Stockende Strukturreformen: Bummelzug statt Deutschlandtempo

Regierungen wechseln, die Probleme bleiben. Verhärtete Fronten zwischen den Ministerien für Verkehr und Umwelt gab es beim Thema Autobahnausbau schon zu Zeiten der Ampelkoalition von SPD, Grünen und FDP. In der schwarz-roten Regierung wird die Auseinandersetzung unter anderem Führungspersonal nahtlos weitergeführt – und wieder geht es um ein zentrales Anliegen zur Beschleunigung von Infrastrukturvorhaben. In diese Meinungsverschiedenheit werden inzwischen auch die Bundesländer einbezogen, denn in ihren für Donnerstagnachmittag geplanten Beratungen mit Bundeskanzler Friedrich Merz (CDU) zur föderalen Modernisierungsagenda muss ein großer Punkt buchstäblich ausgeklammert werden: das zweite Kapitel in dem rund 60 Seiten langen Konvolut. Der Titel: „Schnellere Verfahren“.

Grund dafür sind Unstimmigkeiten zum „Infrastruktur-Zukunftsgesetz“, das Bundesverkehrsminister Patrick Schnieder (CDU) Anfang November in die übliche Abstimmung mit den anderen Ressorts gegeben hat. Erst wenn es diese durchlaufen hat, dürfen Länder und Verbände dazu Stellung nehmen, danach stimmt das Kabinett zu. Doch bei Umweltminister Carsten Schneider (SPD) stößt das Vorhaben auf Bedenken, greift Schnieder doch Ideen auf, von denen sich die Bundesregierung zwar erheblich mehr Tempo verspricht, die aber auch schon in der Vergangenheit für Ärger sorgten. So sollen Infrastrukturvorhaben in deutlich größerem Umfang ins „überragende öffentliche Interesse“ gestellt werden und damit eine besondere Behandlung erhalten. Mit einem ähnlichen Kniff hatte die Ampelregierung etwa schon den Bau von LNG-Terminals beschleunigt. Umwelt- und Naturschutzbelange werden zwar weiterhin berücksichtigt, müssen jedoch im Zweifel hintanstehen.

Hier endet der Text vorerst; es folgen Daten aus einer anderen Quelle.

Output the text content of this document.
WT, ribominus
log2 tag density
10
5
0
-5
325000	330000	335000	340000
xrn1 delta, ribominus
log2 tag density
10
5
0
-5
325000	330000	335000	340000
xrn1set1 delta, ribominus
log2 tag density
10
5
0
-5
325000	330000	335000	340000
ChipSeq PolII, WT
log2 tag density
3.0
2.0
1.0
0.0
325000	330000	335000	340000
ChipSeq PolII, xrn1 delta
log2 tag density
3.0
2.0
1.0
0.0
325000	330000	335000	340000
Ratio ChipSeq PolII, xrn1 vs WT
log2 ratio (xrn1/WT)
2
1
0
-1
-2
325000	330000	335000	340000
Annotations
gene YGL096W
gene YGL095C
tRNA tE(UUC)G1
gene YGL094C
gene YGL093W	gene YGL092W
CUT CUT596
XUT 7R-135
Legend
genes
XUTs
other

500 Milliarden Euro sollen zügig fließen

Ex-Bundesverkehrsminister Volker Wissing konnte nur mit Mühe dieses Mittel auf rund 140 handverlesene Autobahnprojekte übertragen. Schnieder plant noch einmal eine deutliche Ausweitung. Zudem sollen künftig Ersatzneubauten von umständlichen Umweltverträglichkeitsprüfungen befreit werden. Ein Sprecher des Bundesumweltministeriums bestätigte, dass weiterhin Abstimmungsgespräche innerhalb der Bundesregierung stattfinden. Zu laufenden Abstimmungen könnten keine inhaltlichen Aussagen gemacht werden, betonte er, ergänzte aber auch: „Das Bundesumweltministerium unterstützt Maßnahmen zum zügigen Abfluss der Mittel aus dem Sondervermögen.“

Mit dem Gesetzesentwurf kommt die SPD in ein Dilemma: Bundesfinanzminister Lars Klingbeil (SPD) hatte bei seiner Zusage, zusätzliche Milliarden für den Autobahnausbau bereitzustellen, darauf gepocht, dass die Mittel bald abfließen müssen. Dabei hatte er explizit das Infrastruktur-Zukunftsgesetz eingefordert. Nun liegt der Entwurf zwar seit Anfang November vor, kommt aber wegen Bedenken eines SPD-geführten Hauses nicht weiter.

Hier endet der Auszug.